The Goods and Services Tax (GST) Bill was approved in the Lok Sabha on March 29, 2017 with four supplementary legislations – The Central GST Bill, 2017; The Integrated GST Bill, 2017; The GST (Compensation to States) Bill, 2017; and The Union Territory GST Bill, 2017. The GST will subsume central excise, service tax, VAT and other local levies to create a uniform market. GST is expected to boost GDP growth by about 2 per cent and check tax evasion. The states will have to pass their State GST or SGST law that will allow them to levy sales tax after levies like VAT are subsumed.
The construction of a complex building, civil structure, or a part thereof, intended for sale to a buyer, wholly or partly, is subject to 12 per cent tax with full input tax credit (ITC), subject to no refund in case of overflow of ITC. In other words, residential construction services, will invite GST at the rate of 12 per cent, which will apply to developers selling new projects in Mumbai before completion of construction to the home buyers.

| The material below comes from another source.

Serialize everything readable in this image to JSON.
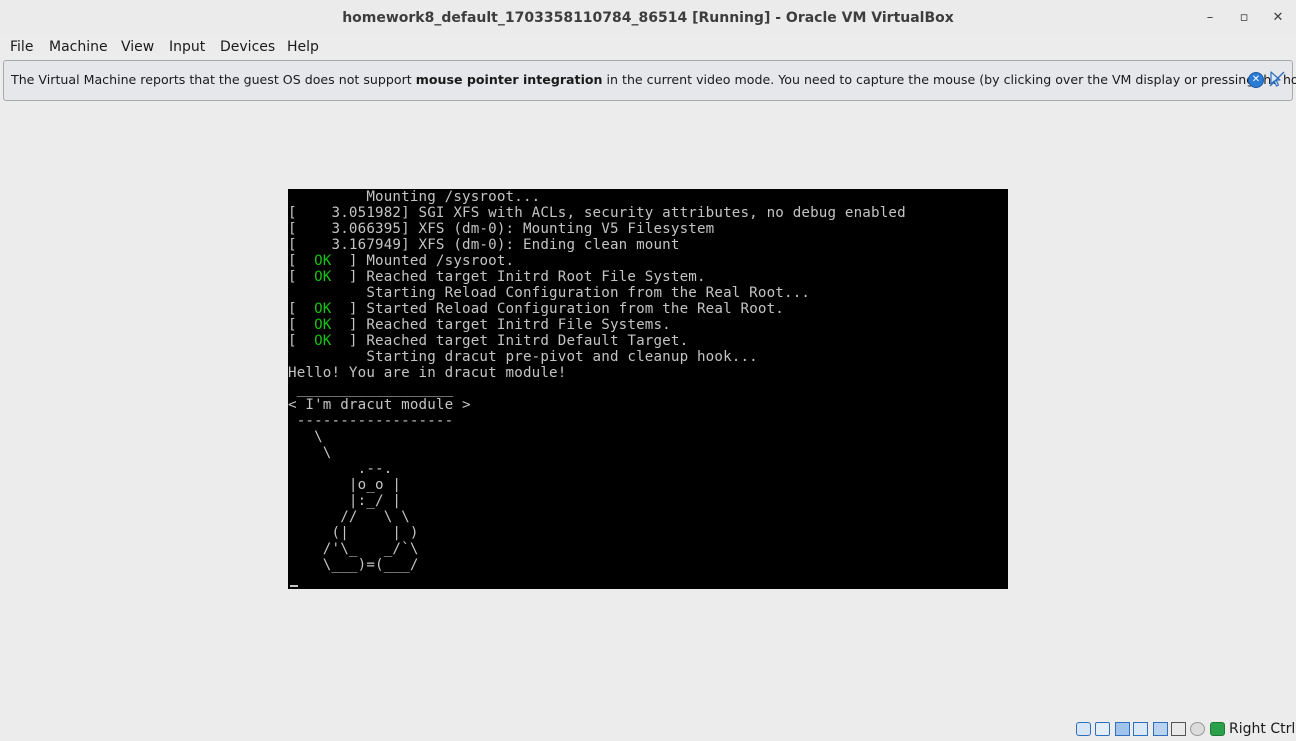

Beyond the political overtones, the economics of the existing taxation structures, do not indicate a smooth transition, if the real estate companies in Mumbai were to be brought under the Goods and Services Tax (GST). There are many issues and grey zones that need to be ironed out before GST becomes a reality in real estate.
• Land is a state subject and stamp duty and registration of properties, are a major source of revenue for states.
• Combining the present rate of 12% GST plus 5-7% stamp duty, would make housing beyond the reach of many in India.
• Offering a slab of 5% and 12% for low-cost and other housing projects, respectively, may sound buyer-friendly, but revenue sharing between the center and the states would be a bone of contention.
• It remains unclear, whether the inclusion of real estate in GST, would check tax evasion in the property market.
Real estate industry stakeholders, hence, are watching the developments closely. They are conscious of the fact that if real estate is brought under GST, it could reduce multiple taxation and lessen the overall tax burden on home buyers and in the process, benefit builders, as well. However, the process seems far from easy, as it involves compensating the states for a major source of their revenue.